We’re a professional medical billing service company, providing specialty specific billing and coding services. It isn’t always easy work, as you might imagine. Every medical specialty has its own quirks and nuances when it comes to specialty medical billing and coding. The documentation needs to match the information that is contained a healthcare claim, and the technical language unique to each specialty needs to be clear and concise for auditors and coders.
What makes our job difficult at times isn’t that we don’t understand nephrology billing. Our expert staff understands it quite well. Sometimes, however, other people have a hard time grasping the ins and outs of this specialty. We can’t blame them. Medical billing overall isn’t the most exciting subject, unless you make it your career, of course. At M-Scribe, professional medical billing is what we are all about.
Nephrology is the study and treatment kidneys diseases. Which is usually affected by other systemic diseases such as autoimmune diseases or diabetes mellitus. It can also cause systemic complications such as hypertension and osteodystrophy. Electrolyte imbalances, acidosis, kidney stones, polycystic kidneys, vasculitis, proteinuria and hematuria can all be linked to kidney dysfunction. In the most extreme cases, chronic renal failure can require dialysis or renal transplant.
A number of procedures are ordered and used to diagnosis and treat renal disease. All of the procedure and diagnosis codes used for nephrology billing are governed by guidelines and medical protocols published by third party payers, including CMS, Medicaid, and commercial healthcare insurers. The codes used to bill for nephrology services need to match a particular payer’s guidelines.
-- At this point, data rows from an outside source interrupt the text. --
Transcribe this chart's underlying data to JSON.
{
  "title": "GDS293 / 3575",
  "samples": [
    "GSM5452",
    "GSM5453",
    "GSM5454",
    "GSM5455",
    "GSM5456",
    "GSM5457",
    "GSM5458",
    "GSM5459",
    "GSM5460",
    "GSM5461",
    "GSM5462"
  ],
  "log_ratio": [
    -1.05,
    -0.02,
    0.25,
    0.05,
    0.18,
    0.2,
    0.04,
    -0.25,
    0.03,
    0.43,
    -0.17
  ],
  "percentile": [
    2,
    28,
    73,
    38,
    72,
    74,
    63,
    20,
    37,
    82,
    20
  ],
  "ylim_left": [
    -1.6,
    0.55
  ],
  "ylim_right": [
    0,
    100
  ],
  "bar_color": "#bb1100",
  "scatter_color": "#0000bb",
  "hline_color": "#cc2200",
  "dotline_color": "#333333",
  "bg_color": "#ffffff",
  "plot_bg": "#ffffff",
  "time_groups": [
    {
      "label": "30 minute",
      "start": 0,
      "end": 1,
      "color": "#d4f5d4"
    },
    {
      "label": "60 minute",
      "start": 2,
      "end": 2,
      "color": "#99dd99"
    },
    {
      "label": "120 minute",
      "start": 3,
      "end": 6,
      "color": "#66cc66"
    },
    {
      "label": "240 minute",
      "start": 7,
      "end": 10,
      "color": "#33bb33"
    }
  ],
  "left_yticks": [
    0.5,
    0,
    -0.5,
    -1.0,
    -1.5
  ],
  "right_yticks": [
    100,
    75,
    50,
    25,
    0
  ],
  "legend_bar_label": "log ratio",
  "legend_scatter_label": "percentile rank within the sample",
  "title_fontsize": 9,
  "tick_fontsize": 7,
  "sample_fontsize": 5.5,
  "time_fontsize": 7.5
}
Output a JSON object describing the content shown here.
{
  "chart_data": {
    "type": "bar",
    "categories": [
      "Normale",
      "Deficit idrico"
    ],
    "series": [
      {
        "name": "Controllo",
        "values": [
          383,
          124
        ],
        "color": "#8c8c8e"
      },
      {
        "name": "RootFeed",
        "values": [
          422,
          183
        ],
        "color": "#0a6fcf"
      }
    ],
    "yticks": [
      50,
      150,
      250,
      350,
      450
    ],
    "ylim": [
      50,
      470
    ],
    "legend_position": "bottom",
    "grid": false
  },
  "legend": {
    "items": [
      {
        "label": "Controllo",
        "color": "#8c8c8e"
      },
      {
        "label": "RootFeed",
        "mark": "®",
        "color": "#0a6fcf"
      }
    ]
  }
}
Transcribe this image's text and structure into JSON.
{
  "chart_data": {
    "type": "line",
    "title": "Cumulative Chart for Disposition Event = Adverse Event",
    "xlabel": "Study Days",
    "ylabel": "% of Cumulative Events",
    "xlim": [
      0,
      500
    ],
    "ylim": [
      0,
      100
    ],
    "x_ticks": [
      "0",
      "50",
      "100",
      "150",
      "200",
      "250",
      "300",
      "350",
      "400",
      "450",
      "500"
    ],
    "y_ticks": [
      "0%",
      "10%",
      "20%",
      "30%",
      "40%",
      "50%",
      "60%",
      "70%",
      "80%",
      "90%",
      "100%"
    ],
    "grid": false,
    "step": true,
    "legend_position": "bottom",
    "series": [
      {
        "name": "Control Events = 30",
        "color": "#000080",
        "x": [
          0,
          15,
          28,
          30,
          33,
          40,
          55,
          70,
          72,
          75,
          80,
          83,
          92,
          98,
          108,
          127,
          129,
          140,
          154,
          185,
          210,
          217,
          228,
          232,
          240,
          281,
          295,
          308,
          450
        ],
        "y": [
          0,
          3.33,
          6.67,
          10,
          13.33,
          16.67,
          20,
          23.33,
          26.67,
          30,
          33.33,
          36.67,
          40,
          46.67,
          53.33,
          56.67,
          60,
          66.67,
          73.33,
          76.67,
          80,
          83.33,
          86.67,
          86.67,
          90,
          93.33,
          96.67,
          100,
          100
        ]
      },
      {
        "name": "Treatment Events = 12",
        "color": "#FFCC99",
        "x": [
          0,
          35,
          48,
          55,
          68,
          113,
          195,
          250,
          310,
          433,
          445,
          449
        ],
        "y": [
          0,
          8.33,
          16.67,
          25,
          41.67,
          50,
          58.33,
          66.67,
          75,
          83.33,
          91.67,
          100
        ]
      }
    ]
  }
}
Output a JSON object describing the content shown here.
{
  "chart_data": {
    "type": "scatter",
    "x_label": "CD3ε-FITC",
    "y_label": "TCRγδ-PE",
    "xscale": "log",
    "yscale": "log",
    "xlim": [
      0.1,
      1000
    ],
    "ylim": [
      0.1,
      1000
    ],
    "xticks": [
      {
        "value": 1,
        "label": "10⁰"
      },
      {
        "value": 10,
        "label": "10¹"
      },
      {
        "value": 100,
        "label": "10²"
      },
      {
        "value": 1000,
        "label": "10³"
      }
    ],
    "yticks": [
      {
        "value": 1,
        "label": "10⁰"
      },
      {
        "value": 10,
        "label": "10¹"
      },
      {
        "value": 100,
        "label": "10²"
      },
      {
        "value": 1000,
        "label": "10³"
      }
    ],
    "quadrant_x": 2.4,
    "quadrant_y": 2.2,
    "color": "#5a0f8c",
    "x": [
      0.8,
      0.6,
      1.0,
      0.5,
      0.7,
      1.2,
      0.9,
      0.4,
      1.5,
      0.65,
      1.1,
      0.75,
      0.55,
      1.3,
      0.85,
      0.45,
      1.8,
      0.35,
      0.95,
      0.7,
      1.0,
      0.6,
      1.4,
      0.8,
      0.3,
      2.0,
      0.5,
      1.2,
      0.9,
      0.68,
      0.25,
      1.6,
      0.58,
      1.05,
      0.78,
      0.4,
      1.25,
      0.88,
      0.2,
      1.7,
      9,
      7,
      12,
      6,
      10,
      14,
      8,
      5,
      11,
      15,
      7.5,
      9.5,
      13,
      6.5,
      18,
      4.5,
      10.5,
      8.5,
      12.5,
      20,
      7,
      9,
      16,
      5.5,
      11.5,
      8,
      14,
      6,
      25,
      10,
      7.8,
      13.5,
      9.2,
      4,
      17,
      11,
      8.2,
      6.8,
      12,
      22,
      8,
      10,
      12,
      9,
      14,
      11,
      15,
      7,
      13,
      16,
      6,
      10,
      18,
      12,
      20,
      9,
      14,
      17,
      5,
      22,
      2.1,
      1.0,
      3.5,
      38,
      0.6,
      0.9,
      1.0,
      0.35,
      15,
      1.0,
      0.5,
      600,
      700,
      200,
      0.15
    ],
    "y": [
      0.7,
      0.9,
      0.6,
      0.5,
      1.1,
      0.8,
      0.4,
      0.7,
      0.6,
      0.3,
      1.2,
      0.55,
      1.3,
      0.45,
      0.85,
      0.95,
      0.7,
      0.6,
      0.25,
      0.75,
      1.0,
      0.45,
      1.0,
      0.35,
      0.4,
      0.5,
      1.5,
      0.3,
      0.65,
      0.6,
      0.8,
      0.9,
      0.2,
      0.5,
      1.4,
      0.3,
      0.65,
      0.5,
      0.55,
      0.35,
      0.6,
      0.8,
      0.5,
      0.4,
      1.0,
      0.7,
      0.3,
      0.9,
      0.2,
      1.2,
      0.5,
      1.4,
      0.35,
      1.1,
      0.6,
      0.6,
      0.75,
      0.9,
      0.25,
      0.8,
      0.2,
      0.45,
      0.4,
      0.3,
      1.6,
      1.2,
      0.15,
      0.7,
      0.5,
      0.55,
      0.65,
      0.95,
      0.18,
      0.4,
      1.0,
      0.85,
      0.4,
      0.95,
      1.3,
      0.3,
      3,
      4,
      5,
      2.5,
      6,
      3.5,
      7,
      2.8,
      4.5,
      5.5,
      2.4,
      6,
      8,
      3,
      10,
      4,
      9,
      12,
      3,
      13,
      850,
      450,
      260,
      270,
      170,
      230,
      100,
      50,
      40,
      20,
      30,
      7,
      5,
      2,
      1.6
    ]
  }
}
We were talking with a client who has been in renal practice for a number of years. Like many physicians, this nephrologist has been making a comfortable income and meeting financial benchmarks that his accountant set for his outpatient practice. At M-Scribe, we have accounting and bookkeeping backgrounds, but our focus is on legally maximizing reimbursement based on payer guidance and medical record documentation. Many nephrology practices forego potential income by not considering the possibility of add-on services. It takes a professional billing company to be able to recognize opportunities that pre- and post-payment audits reveal.
When a physician encounters a patient face-to-face during a dialysis session, while obtaining a needle core biopsy, or when performing an renal ultrasound in the office, the evaluation and management services related to the primary procedure are not un-bundled. They are considered integral to performing the procedure.There are times, however, when additional E/M services are provided. When these are adequately documented, these should be billed with the appropriate modifier to receive payment for medically necessary services provided. There is nothing illegal about this. It is not considered up-coding or overcharging when coded correctly and justified in the medical record. Going over these requirements and explaining them to this provider is what kept us busy this week at our office in Atlanta.
In ICD-10-CM diseases of the genito-urinary system fall under the code sets N00-N99. Like other ICD-10 codes, those used to describe renal conditions are greatly expanded compared to the options available in ICD-9-CM. The additional characters and the increased specificity required under ICD-10 will present a challenge to medical coders and billers as they translate the medical encounter into a reimbursable healthcare claim. Providers need to be familiar with the new coding system, as well. Working together, physicians and medical billers can ensure that clean claims are submitted and cash flow won’t be impacted when the mandated ICD-10 transition takes place in the near future.